Emmanuel Vaughan-Lee is an Emmy and Peabody award-nominated filmmaker, and a Naqshbandi Sufi teacher. His work has screened at New York Film Festival, Tribeca, SXSW, Hotdocs, Thessaloniki, Melbourne Intl Film Festival, Sheffield Documentary Film Festival, and exhibited at The Smithsonian and The Barbican. His films include Earthrise, The Atomic Tree, Sanctuaries of Silence, Counter Mapping, Elemental, Isle de Jean Charles, and Marie’s Dictionary. He is the founder, podcast host and executive editor of Emergence Magazine, a Webby winning and National Magazine Award nominated publication exploring the threads connecting ecology, culture and spirituality. He teaches retreats on Sufism and spiritual ecology worldwide.

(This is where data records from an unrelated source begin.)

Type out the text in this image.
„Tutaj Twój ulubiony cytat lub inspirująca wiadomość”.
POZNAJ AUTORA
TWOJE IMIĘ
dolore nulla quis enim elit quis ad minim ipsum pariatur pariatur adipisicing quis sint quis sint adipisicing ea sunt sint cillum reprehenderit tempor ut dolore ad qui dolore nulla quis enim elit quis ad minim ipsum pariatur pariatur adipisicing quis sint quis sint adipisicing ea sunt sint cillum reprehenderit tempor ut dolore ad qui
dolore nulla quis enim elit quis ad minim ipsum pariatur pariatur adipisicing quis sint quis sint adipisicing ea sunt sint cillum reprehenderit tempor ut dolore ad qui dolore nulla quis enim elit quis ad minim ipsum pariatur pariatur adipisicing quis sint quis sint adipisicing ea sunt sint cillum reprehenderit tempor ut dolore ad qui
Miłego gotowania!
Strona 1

This event forms part of a longer event series exploring what faith and moral courage look like in an age of polycrisis. Where does extraordinary courage come from? What can we learn from people who’ve risked everything to live up to their values? What forms of courage are especially needed in our age of unravelling, uncertainty and risk? How can we inspire ourselves and each other to grow our capacity to brave our limits? Are there insights from the world’s spiritual and faith traditions that can help us grow our courage?
Mishal Baig is the Communications and Research Co-ordinator at St Ethelburga’s. She helps with visioning and designing conferences and events coalescing from the themes of spiritual ecology, faith and moral courage, viewpoint diversity and bridging divides. She also helps with designing language and imagery for communications put out by the Centre. Her interest is especially attuned to Spiritual Ecology research and uses it as a guide and reference for her creative approach in work. She has been at the Centre since 2018, first as an intern for a year and a bit, and then as a staff member since 2020.